FeatGeNN: Improving Model Performance for Tabular Data with Correlation-based Feature Extraction
This addresses the challenge of computationally intensive and overfitting-prone AutoFE methods for tabular data, though it appears incremental as it adapts pooling techniques to a specific domain.
The paper tackles the problem of automated feature engineering for tabular data by proposing FeatGeNN, a convolutional method that uses correlation-based pooling to extract features, and demonstrates it outperforms existing approaches on benchmark datasets.

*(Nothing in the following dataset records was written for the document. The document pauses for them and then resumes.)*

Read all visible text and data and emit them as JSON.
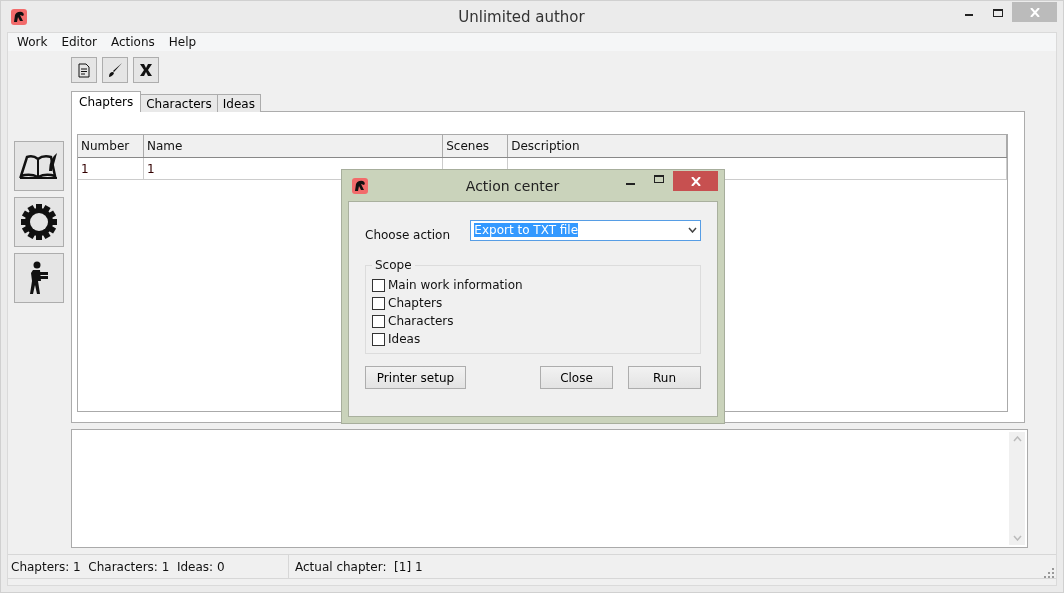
{
  "window": {
    "title": "Unlimited author"
  },
  "menu": [
    "Work",
    "Editor",
    "Actions",
    "Help"
  ],
  "tabs": [
    {
      "label": "Chapters",
      "selected": true
    },
    {
      "label": "Characters",
      "selected": false
    },
    {
      "label": "Ideas",
      "selected": false
    }
  ],
  "table": {
    "columns": [
      "Number",
      "Name",
      "Scenes",
      "Description"
    ],
    "rows": [
      [
        "1",
        "1"
      ]
    ]
  },
  "status_bar": {
    "counts": "Chapters: 1  Characters: 1  Ideas: 0",
    "actual_chapter": "Actual chapter:  [1] 1"
  },
  "dialog": {
    "title": "Action center",
    "choose_label": "Choose action",
    "action_value": "Export to TXT file",
    "scope_title": "Scope",
    "scope": [
      {
        "label": "Main work information",
        "checked": false
      },
      {
        "label": "Chapters",
        "checked": false
      },
      {
        "label": "Characters",
        "checked": false
      },
      {
        "label": "Ideas",
        "checked": false
      }
    ],
    "buttons": [
      "Printer setup",
      "Close",
      "Run"
    ]
  }
}
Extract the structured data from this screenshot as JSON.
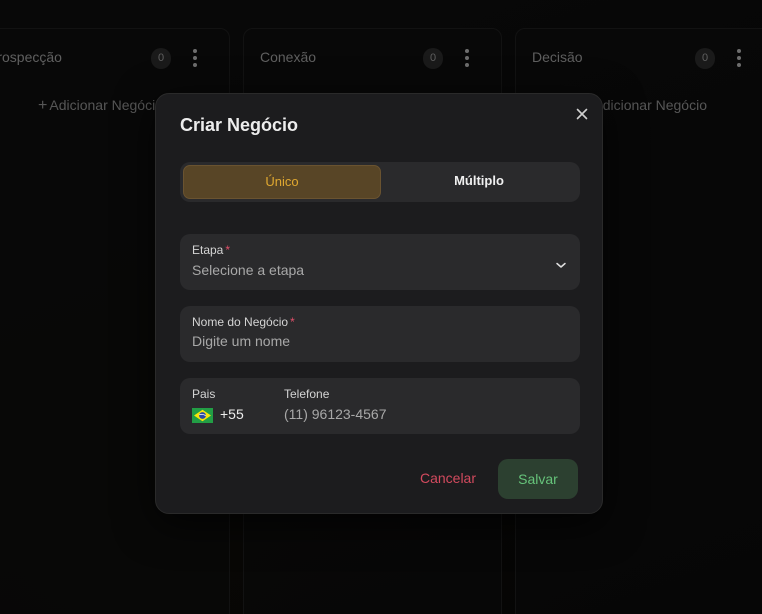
{
  "board": {
    "columns": [
      {
        "title": "Prospecção",
        "count": "0",
        "add_label": "Adicionar Negócio"
      },
      {
        "title": "Conexão",
        "count": "0",
        "add_label": ""
      },
      {
        "title": "Decisão",
        "count": "0",
        "add_label": "Adicionar Negócio"
      }
    ]
  },
  "modal": {
    "title": "Criar Negócio",
    "tabs": [
      {
        "label": "Único",
        "active": true
      },
      {
        "label": "Múltiplo",
        "active": false
      }
    ],
    "stage_field": {
      "label": "Etapa",
      "required_mark": "*",
      "value": "Selecione a etapa"
    },
    "name_field": {
      "label": "Nome do Negócio",
      "required_mark": "*",
      "placeholder": "Digite um nome"
    },
    "phone_field": {
      "country_label": "Pais",
      "country_flag_icon": "brazil-flag-icon",
      "dial_code": "+55",
      "phone_label": "Telefone",
      "phone_placeholder": "(11) 96123-4567"
    },
    "cancel_label": "Cancelar",
    "save_label": "Salvar"
  },
  "colors": {
    "accent": "#e0a830",
    "danger": "#d24a5e",
    "success": "#66c37a"
  }
}
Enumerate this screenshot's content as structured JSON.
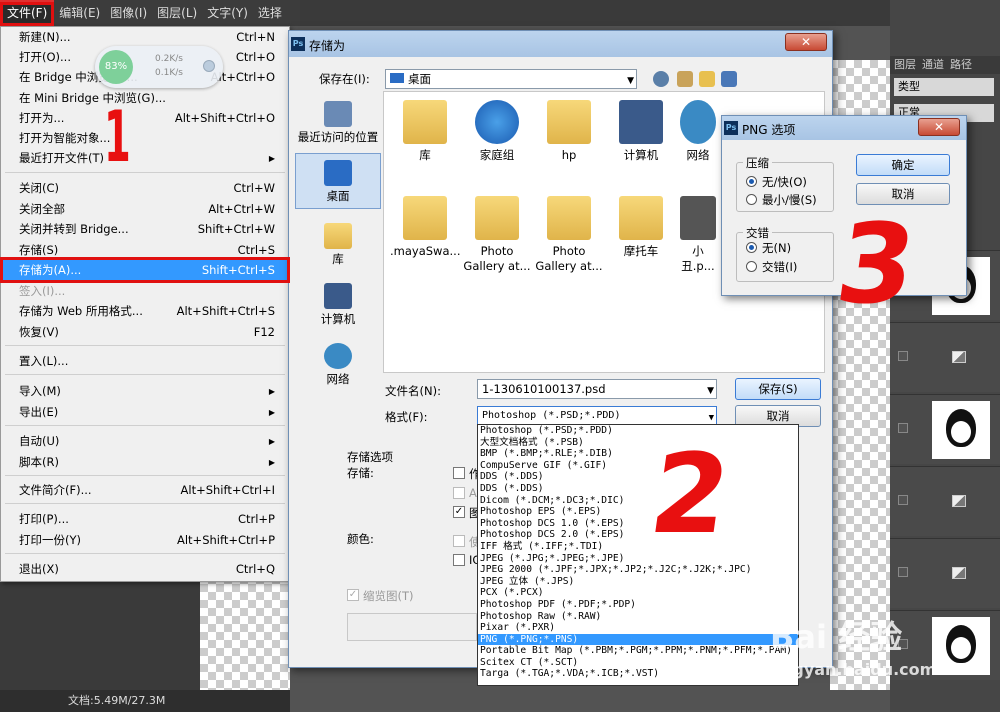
{
  "menubar": {
    "items": [
      "文件(F)",
      "编辑(E)",
      "图像(I)",
      "图层(L)",
      "文字(Y)",
      "选择"
    ]
  },
  "file_menu": {
    "items": [
      {
        "label": "新建(N)...",
        "shortcut": "Ctrl+N"
      },
      {
        "label": "打开(O)...",
        "shortcut": "Ctrl+O"
      },
      {
        "label": "在 Bridge 中浏览(B)...",
        "shortcut": "Alt+Ctrl+O"
      },
      {
        "label": "在 Mini Bridge 中浏览(G)...",
        "shortcut": ""
      },
      {
        "label": "打开为...",
        "shortcut": "Alt+Shift+Ctrl+O"
      },
      {
        "label": "打开为智能对象...",
        "shortcut": ""
      },
      {
        "label": "最近打开文件(T)",
        "shortcut": ""
      },
      {
        "label": "关闭(C)",
        "shortcut": "Ctrl+W"
      },
      {
        "label": "关闭全部",
        "shortcut": "Alt+Ctrl+W"
      },
      {
        "label": "关闭并转到 Bridge...",
        "shortcut": "Shift+Ctrl+W"
      },
      {
        "label": "存储(S)",
        "shortcut": "Ctrl+S"
      },
      {
        "label": "存储为(A)...",
        "shortcut": "Shift+Ctrl+S"
      },
      {
        "label": "签入(I)...",
        "shortcut": ""
      },
      {
        "label": "存储为 Web 所用格式...",
        "shortcut": "Alt+Shift+Ctrl+S"
      },
      {
        "label": "恢复(V)",
        "shortcut": "F12"
      },
      {
        "label": "置入(L)...",
        "shortcut": ""
      },
      {
        "label": "导入(M)",
        "shortcut": ""
      },
      {
        "label": "导出(E)",
        "shortcut": ""
      },
      {
        "label": "自动(U)",
        "shortcut": ""
      },
      {
        "label": "脚本(R)",
        "shortcut": ""
      },
      {
        "label": "文件简介(F)...",
        "shortcut": "Alt+Shift+Ctrl+I"
      },
      {
        "label": "打印(P)...",
        "shortcut": "Ctrl+P"
      },
      {
        "label": "打印一份(Y)",
        "shortcut": "Alt+Shift+Ctrl+P"
      },
      {
        "label": "退出(X)",
        "shortcut": "Ctrl+Q"
      }
    ]
  },
  "net_widget": {
    "percent": "83%",
    "up": "0.2K/s",
    "down": "0.1K/s"
  },
  "save_dialog": {
    "title": "存储为",
    "save_in_label": "保存在(I):",
    "save_in_value": "桌面",
    "places": [
      "最近访问的位置",
      "桌面",
      "库",
      "计算机",
      "网络"
    ],
    "files": [
      "库",
      "家庭组",
      "hp",
      "计算机",
      "网络",
      ".mayaSwa...",
      "Photo Gallery at...",
      "Photo Gallery at...",
      "摩托车",
      "小丑.p..."
    ],
    "filename_label": "文件名(N):",
    "filename_value": "1-130610100137.psd",
    "format_label": "格式(F):",
    "format_value": "Photoshop (*.PSD;*.PDD)",
    "save_button": "保存(S)",
    "cancel_button": "取消",
    "options_title": "存储选项",
    "options_save_label": "存储:",
    "opt_as_copy": "作",
    "opt_alpha": "A",
    "opt_layers": "图",
    "color_label": "颜色:",
    "opt_proof": "使",
    "opt_icc": "IC",
    "thumbnail_label": "缩览图(T)"
  },
  "format_options": [
    "Photoshop (*.PSD;*.PDD)",
    "大型文档格式 (*.PSB)",
    "BMP (*.BMP;*.RLE;*.DIB)",
    "CompuServe GIF (*.GIF)",
    "DDS  (*.DDS)",
    "DDS  (*.DDS)",
    "Dicom (*.DCM;*.DC3;*.DIC)",
    "Photoshop EPS (*.EPS)",
    "Photoshop DCS 1.0 (*.EPS)",
    "Photoshop DCS 2.0 (*.EPS)",
    "IFF 格式 (*.IFF;*.TDI)",
    "JPEG (*.JPG;*.JPEG;*.JPE)",
    "JPEG 2000 (*.JPF;*.JPX;*.JP2;*.J2C;*.J2K;*.JPC)",
    "JPEG 立体 (*.JPS)",
    "PCX (*.PCX)",
    "Photoshop PDF (*.PDF;*.PDP)",
    "Photoshop Raw (*.RAW)",
    "Pixar (*.PXR)",
    "PNG (*.PNG;*.PNS)",
    "Portable Bit Map (*.PBM;*.PGM;*.PPM;*.PNM;*.PFM;*.PAM)",
    "Scitex CT (*.SCT)",
    "Targa (*.TGA;*.VDA;*.ICB;*.VST)"
  ],
  "png_dialog": {
    "title": "PNG 选项",
    "compression_title": "压缩",
    "compression_options": [
      "无/快(O)",
      "最小/慢(S)"
    ],
    "interlace_title": "交错",
    "interlace_options": [
      "无(N)",
      "交错(I)"
    ],
    "ok_button": "确定",
    "cancel_button": "取消"
  },
  "right_panel": {
    "tabs": [
      "图层",
      "通道",
      "路径"
    ],
    "filter": "类型",
    "blend_mode": "正常"
  },
  "status": {
    "doc": "文档:5.49M/27.3M"
  },
  "annotations": {
    "step1": "1",
    "step2": "2",
    "step3": "3"
  },
  "watermark": {
    "brand": "Bai 经验",
    "url": "jingyan.baidu.com"
  },
  "colors": {
    "highlight": "#3399ff",
    "annotation": "#e01010"
  }
}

Automated Feature Engineering (AutoFE) has become an important task for any machine learning project, as it can help improve model performance and gain more information for statistical analysis. However, most current approaches for AutoFE rely on manual feature creation or use methods that can generate a large number of features, which can be computationally intensive and lead to overfitting. To address these challenges, we propose a novel convolutional method called FeatGeNN that extracts and creates new features using correlation as a pooling function. Unlike traditional pooling functions like max-pooling, correlation-based pooling considers the linear relationship between the features in the data matrix, making it more suitable for tabular data. We evaluate our method on various benchmark datasets and demonstrate that FeatGeNN outperforms existing AutoFE approaches regarding model performance. Our results suggest that correlation-based pooling can be a promising alternative to max-pooling for AutoFE in tabular data applications.